Et au milieu de tout ça, il y a une histoire qu’on aime bien. Celle de Marc Bernal.
La saison dernière, on l’avait presque oublié. Grave blessure au genou. Passage par le bloc. Saison blanche. Dur. Très dur. Mais cette année, Hansi Flick gère son retour avec prudence. Pas question de brûler les étapes. Et pourtant, en Coupe, on sent que quelque chose se passe. Dans cette Coupe du Roi, Bernal a joué 63,3 % des minutes du Barca. Trois matches, trois titularisations. Pas anodin.
En Liga ? À peine 9 % des minutes. Souvent des entrées en fin de rencontre. En Ligue des champions, 77 minutes. En Supercoupe, 27 petites minutes. On voit bien la différence. Contre Guadalajara, il a joué une mi-temps. Face au Racing Santander, 59 minutes. À Albacete, 66 minutes. D’ailleurs,
Majorque, le déclic
Entré pour 23 minutes, il a inscrit le troisième but du Barca lors du succès 3-0. Son premier en première division. Le banc s’est levé d’un coup. Flick aussi. Comme l’a confié Hansi Flick : « Nous étions tous très heureux de son but. C’est un moment qu’il méritait après sa longue blessure. »
La Copa, son terrain de reconquête
La Coupe, c’est là que Bernal se sent le mieux. Peut-être parce que les matches ont un goût particulier. Peut-être parce que Flick lui fait confiance dans ce contexte précis. Comme le dit Marc Bernal lui-même : « Je me sens bien sur le terrain, surtout en Copa. J’ai plus de temps pour m’exprimer et ça me motive énormément. »
En tout cas, les chiffres parlent. Sur les 270 minutes disputées par le Barca dans cette édition, il en a joué près des deux tiers. C’est énorme pour un joueur qui revient d’une longue blessure. On aime cette montée en puissance progressive. Rien de spectaculaire. Mais du solide. On sent que le staff veut l’amener doucement vers un rôle plus important, surtout dans un calendrier chargé entre Liga, Ligue des champions et Coupe.
Premier rendez-vous face à l’Atlético
Ce qui rend le duel encore plus spécial, c’est que Marc Bernal n’a jamais affronté l’Atlético de Madrid. La saison passée, il était à l’infirmerie. Cette saison, le 2 décembre en Liga, il est resté sur le banc. Bernal se dit prêt : « Je n’ai jamais joué contre l’Atlético, mais je suis motivé. C’est le moment de montrer que je peux aider l’équipe dans un match important. »

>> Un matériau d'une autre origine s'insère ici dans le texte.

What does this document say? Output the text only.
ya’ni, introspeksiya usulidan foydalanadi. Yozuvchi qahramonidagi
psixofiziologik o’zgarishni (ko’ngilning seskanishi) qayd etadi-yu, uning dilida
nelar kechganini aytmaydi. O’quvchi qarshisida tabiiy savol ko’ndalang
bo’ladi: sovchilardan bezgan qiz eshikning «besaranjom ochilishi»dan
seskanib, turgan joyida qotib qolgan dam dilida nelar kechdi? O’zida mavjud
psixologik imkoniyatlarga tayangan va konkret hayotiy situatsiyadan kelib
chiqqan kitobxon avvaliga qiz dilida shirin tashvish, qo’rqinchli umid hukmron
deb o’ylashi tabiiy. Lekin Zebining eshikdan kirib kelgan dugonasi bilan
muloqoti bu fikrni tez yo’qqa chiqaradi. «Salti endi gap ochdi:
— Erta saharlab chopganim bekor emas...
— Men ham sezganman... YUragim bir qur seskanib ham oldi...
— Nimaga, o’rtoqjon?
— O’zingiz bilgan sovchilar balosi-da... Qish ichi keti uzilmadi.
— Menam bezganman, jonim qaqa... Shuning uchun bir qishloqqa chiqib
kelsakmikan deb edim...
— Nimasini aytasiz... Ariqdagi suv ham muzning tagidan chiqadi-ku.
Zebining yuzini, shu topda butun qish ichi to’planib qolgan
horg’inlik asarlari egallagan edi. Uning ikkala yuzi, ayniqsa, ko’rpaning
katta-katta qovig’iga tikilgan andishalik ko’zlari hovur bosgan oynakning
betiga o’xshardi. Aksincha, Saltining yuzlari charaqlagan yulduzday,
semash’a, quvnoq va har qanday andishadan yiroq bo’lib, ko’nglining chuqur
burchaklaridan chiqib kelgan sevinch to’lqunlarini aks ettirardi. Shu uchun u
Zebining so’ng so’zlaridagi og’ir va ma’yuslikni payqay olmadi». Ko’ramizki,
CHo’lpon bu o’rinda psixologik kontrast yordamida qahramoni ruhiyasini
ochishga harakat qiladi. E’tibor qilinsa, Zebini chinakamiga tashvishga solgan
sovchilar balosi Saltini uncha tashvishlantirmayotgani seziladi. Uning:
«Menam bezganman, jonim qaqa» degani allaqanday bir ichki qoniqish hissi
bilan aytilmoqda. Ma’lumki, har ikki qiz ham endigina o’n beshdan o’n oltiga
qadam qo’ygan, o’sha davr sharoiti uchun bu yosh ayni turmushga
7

Ce soir au Metropolitano, l’histoire peut changer. On connaît l’ambiance là-bas. Pression constante. Duels rugueux. Simeone ne fait jamais de cadeaux. Si Bernal joue, il va devoir répondre présent dans l’impact et dans l’intensité. Mais avec la confiance engrangée face à Majorque, il arrive gonflé à bloc.